The most dangerous mistake you can make is believing that the work is done. That you’re healed. Self-actualized and safe from harm. Don’t you know yourself and your ghosts much better than that?
When I go into Dr. Carpenter’s office for the first time in nine months, the first things I notice are two thank you cards on her desk and a new pillow on the couch. It’s been so long since I last saw her that I have to fill out a new intake form—par for the course if it’s been six months or more since your last visit. The intake form forces me to rush through a litany of family history, personal trauma, and my current state of affairs. I’m more comfortable documenting the first two, but less so the latter. It feels like the world is always asking us for numbers and assessing us by them, and I’m not sure what to write when asked how to rate my happiness. The truth is I am on the couch in that moment for both what feels like one million reasons and no reason at all. But, something brought me back. So I guess it’s time to talk.

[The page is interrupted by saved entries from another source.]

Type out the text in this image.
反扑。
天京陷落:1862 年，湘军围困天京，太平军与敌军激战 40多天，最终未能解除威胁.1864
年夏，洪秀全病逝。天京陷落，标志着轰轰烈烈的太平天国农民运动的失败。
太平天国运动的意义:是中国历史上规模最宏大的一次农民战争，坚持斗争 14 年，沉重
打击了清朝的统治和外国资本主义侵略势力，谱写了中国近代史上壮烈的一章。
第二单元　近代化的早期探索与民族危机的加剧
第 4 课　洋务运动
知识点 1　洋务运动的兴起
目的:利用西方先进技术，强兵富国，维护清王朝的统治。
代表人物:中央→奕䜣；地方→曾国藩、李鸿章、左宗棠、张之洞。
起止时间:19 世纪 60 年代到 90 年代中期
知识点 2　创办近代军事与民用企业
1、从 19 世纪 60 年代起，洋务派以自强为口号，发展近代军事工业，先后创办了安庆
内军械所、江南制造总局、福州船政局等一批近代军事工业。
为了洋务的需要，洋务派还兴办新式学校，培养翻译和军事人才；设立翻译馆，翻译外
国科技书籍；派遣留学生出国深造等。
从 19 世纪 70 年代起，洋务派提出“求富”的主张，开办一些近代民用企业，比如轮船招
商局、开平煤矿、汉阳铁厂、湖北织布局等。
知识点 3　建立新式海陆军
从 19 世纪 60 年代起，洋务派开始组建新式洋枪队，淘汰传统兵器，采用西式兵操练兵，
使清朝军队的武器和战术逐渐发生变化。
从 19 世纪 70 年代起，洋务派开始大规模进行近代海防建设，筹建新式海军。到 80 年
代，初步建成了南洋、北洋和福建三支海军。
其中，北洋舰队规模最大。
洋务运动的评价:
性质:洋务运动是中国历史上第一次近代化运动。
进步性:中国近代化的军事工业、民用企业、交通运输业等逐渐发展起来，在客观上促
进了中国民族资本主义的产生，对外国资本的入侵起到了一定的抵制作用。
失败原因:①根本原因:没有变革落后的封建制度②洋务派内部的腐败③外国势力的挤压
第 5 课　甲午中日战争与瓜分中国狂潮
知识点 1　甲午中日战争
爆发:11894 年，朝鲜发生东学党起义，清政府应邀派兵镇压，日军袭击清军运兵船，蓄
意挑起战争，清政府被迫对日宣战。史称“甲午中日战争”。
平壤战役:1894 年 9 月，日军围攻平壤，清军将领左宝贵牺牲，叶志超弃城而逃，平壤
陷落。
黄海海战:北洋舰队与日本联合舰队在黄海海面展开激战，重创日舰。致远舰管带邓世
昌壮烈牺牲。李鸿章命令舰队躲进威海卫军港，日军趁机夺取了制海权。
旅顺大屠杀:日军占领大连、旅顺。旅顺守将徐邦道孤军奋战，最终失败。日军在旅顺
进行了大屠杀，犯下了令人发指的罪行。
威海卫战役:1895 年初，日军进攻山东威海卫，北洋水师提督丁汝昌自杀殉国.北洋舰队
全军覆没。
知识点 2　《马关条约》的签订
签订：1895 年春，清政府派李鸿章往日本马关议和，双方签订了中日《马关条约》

The high from last year came crashing down like tidal waves, and I did not properly prepare myself for the fall. Most days I am not sad, but instead feel in a state of flux. Transition. I feel far away from the person I used to be, yet still miles behind the person I want to become. And the blueprint for the suspension bridge from here to there is made up of cables that I can’t seem to find.
But, on some level, I know that I need a new set of tools. I realize that whatever it is that got me this far is not what will get me to the next place. Some things, some beliefs and some people only serve you for a season. That realization is equal parts beautiful and daunting, especially when you don’t yet have whatever it is you need to traverse the next overpass.
These days, love demands much more of me. My career requires a level of self-assurance and ingenuity that l never needed before. And my creativity is much more complex, far away from the days where just churning out any string of sentences would soothe my tender heart. I need empathy and awakening and deeper introspection. I need a life where my guard drops down and my hands lift up. I need the things that bring me back to myself after the wind whips too hard or my mind starts playing double dutch with doubt.
Maybe it’s the knowledge, even on the most marginal level, that brought me back to therapy, sinking into a couch next to the new pillow. Maybe by now I have learned how to recognize the need for healing, even before I’ve slipped on black ice.
Yes, my dear, the most dangerous mistake you can make is believing that the work is done. Don’t you know yourself and your ghosts much better than that?